Dry-powder inhalers (DPI) are used to deliver various drugs to the lungs for either localized or systemic delivery (Zeng, 1995). Although the current drug delivery systems are moderately efficient for pulmonary drug administration, they are limited by potential problems with pulmonary deposition characteristics as well as the release-rate kinetics of the drug after inhalation (Hochhaus, 1997).
Nanocapsule and microsphere formulations that are well known in the pharmaceutical arts have been typically inefficient in delivering drugs to the pulmonary surface via inhalation, and control of the particle size and coating thicknesses have been problematic. Similar shortcomings have been encountered using liposomal formulations to coat drug particles.
1.3 Deficiencies in the Prior Art
As noted above, the prior art methods are lacking in many respects for the preparation of coated drug particles that are optimized for aerosol and inhalation therapies.

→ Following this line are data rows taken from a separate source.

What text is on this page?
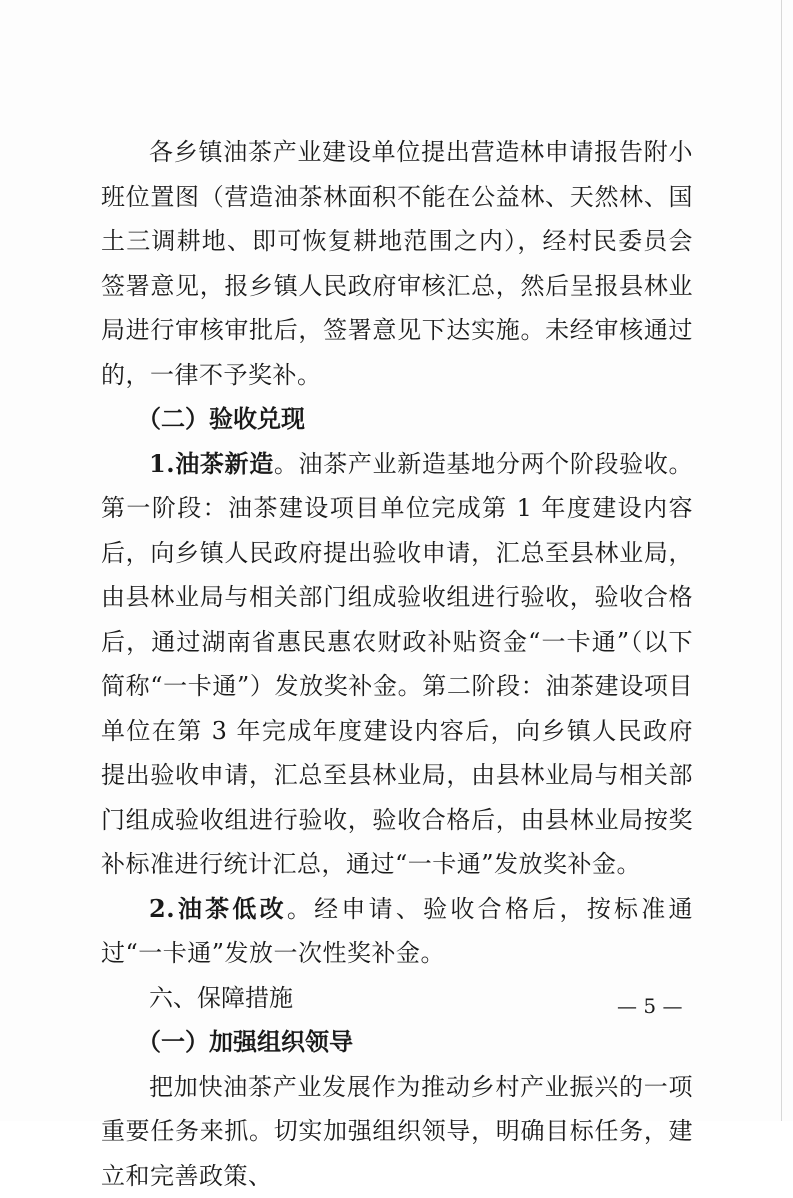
各乡镇油茶产业建设单位提出营造林申请报告附小班位置图（营造油茶林面积不能在公益林、天然林、国土三调耕地、即可恢复耕地范围之内），经村民委员会签署意见，报乡镇人民政府审核汇总，然后呈报县林业局进行审核审批后，签署意见下达实施。未经审核通过的，一律不予奖补。

（二）验收兑现

1.油茶新造。油茶产业新造基地分两个阶段验收。第一阶段：油茶建设项目单位完成第 1 年度建设内容后，向乡镇人民政府提出验收申请，汇总至县林业局，由县林业局与相关部门组成验收组进行验收，验收合格后，通过湖南省惠民惠农财政补贴资金“一卡通”（以下简称“一卡通”）发放奖补金。第二阶段：油茶建设项目单位在第 3 年完成年度建设内容后，向乡镇人民政府提出验收申请，汇总至县林业局，由县林业局与相关部门组成验收组进行验收，验收合格后，由县林业局按奖补标准进行统计汇总，通过“一卡通”发放奖补金。

2.油茶低改。经申请、验收合格后，按标准通过“一卡通”发放一次性奖补金。

六、保障措施

（一）加强组织领导

把加快油茶产业发展作为推动乡村产业振兴的一项重要任务来抓。切实加强组织领导，明确目标任务，建立和完善政策、

— 5 —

Only limited reports have used pulsed laser deposition to deposit polymeric nano-particle coatings on flat surfaces (Hansen, 1988; Blanchet, 1993; Li, 1998; Suzuki, 1998), and none have reported coatings on particles. Likewise, prior deposition methods have been largely unable to reproducibly prepare ultrafine-coated drug properties with sufficient pharmaceutical activity to make them useful for aerosol delivery of drugs to the pulmonary surfaces of an animal lung. The most severe limitations of the prior art methods include low encapsulation efficiency, long processing times, and porosity from solvent evaporation (Talton, 1999).
Therefore, what is needed are improved methods for preparing ultrafine coated drug particles that do not suffer these limitations, and that are useful in preparing pharmaceutical formulations with superior drug delivery and efficacy properties. Particularly lacking are methods for the preparation of medicaments that comprise coated drug particles of a size and functionality that are useful for aerosol or other pulmonary delivery.